Every Checkpoint instance maintains a temporary local directory (accessible via the path property). This directory serves as the staging area for data being saved or the extraction target for data being restored.

Persistence Models

The Checkpoint helper adapts its behavior based on the type of data provided to the save or save_sync methods.

1. Raw Bytes

For simple state (like a loop index or a small JSON string), you can save and load raw bytes directly.

# Saving bytes
checkpoint.save_sync(b"iteration_10")

# Loading bytes
path = checkpoint.load_sync()
if path:
state = path.read_bytes()

2. Single Files

When saving a file path or a pathlib.Path that points to a file, the SDK uploads that file directly to the remote destination.

Restoration Detail: When a single-file checkpoint is restored via load() or load_sync(), it is placed in the local workspace and renamed to payload. The method returns the path to this payload file.

3. Directories (Tarballs)

If you pass a directory path to save(), the SDK automatically creates a gzip-compressed tarball (.tar.gz) of the directory's top-level entries before uploading.

Restoration Detail: When a tarball checkpoint is restored, it is automatically extracted into the Checkpoint.path directory. The load() method returns the root of this extracted tree.

Sync vs. Async Tasks

The SDK provides distinct methods for standard synchronous tasks and async tasks to ensure non-blocking I/O where appropriate.

Task TypeLoad MethodSave Method
Synchronous (def)load_sync()save_sync(data)
Asynchronous (async def)await load()await save(data)

Example: Sync Task with Bytes

In examples/checkpoint/generic_data_checkpoint.py, a task uses save_sync to persist a loop index:

@env.task(retries=3)
def use_checkpoint(n_iterations: int) -> int:
checkpoint = flyte.ctx().checkpoint
path = checkpoint.load_sync()

start = 0
if path:
start = int(path.read_bytes().decode())

for index in range(start, n_iterations):
# ... logic ...
checkpoint.save_sync(f"{index + 1}".encode())
return index

Example: Async Task with PyTorch

In examples/checkpoint/pytorch_task_checkpoint.py, an async task saves a model state dict:

@env.task(retries=3)
async def train_linear(epochs: int = 3) -> float:
cp = flyte.ctx().checkpoint
prev_cp_path = await cp.load()

if prev_cp_path:
blob = torch.load(prev_cp_path, map_location="cpu")
model.load_state_dict(blob["model"])
start = int(blob["epoch"]) + 1

# ... training loop ...
await cp.save(wpath) # wpath is a pathlib.Path

Framework Integration and Utilities

Finding the Latest Checkpoint

When working with frameworks like PyTorch Lightning that may save multiple checkpoint files in a directory, the latest_checkpoint utility (in src/flyte/_checkpoint.py) helps identify the most recent file based on modification time or a custom key.

from flyte import latest_checkpoint

path = checkpoint.load_sync()
if path:
# Find the newest .ckpt file in the restored directory
last_file = latest_checkpoint(path, glob_pattern="**/*.ckpt")

URI Repair for Retries

The Checkpoint implementation includes logic to handle edge cases in remote execution environments.
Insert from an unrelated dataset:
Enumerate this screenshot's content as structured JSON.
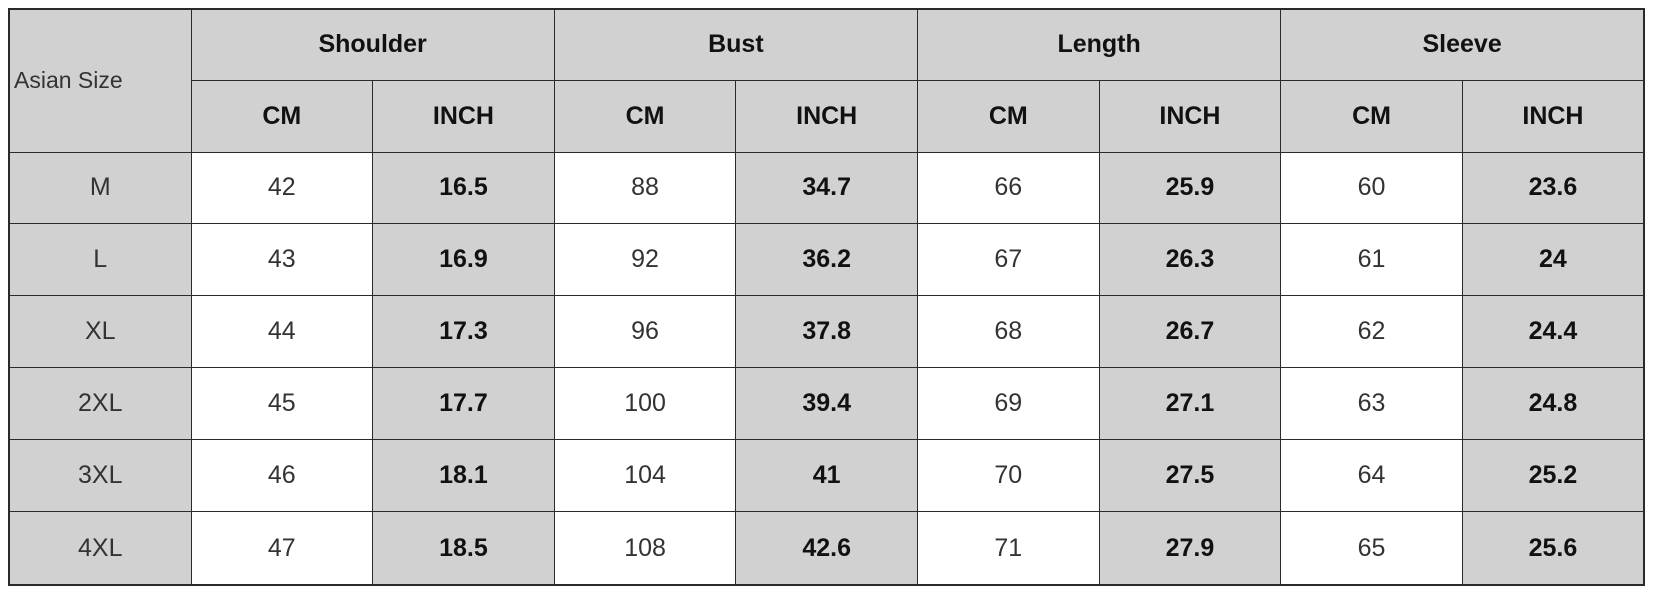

Specifically, it uses repair_union_prev_checkpoint_uri to ensure that when a task is retried, the checkpoint_src correctly points to the output of the previous attempt, even if the runtime environment provides a URI pointing to the current attempt's prefix. This is managed internally during Checkpoint initialization.

Internal Mechanics: BaseCheckpoint

The BaseCheckpoint class in src/flyte/_checkpoint.py defines the contract that all checkpoint helpers must follow:

class BaseCheckpoint(ABC):
@property
@abstractmethod
def path(self) -> pathlib.Path:
"""Local directory for reading and writing checkpoint files."""

@abstractmethod
def prev_exists(self) -> bool:
"""Whether a previous-checkpoint exists (retry / resume)."""

@abstractmethod
async def load(self) -> Optional[pathlib.Path]: ...

@abstractmethod
async def save(self, data: pathlib.Path | str | bytes) -> None: ...

The standard Checkpoint implementation uses flyte.io.File for all blob I/O, ensuring compatibility with the various storage backends supported by the Flyte platform.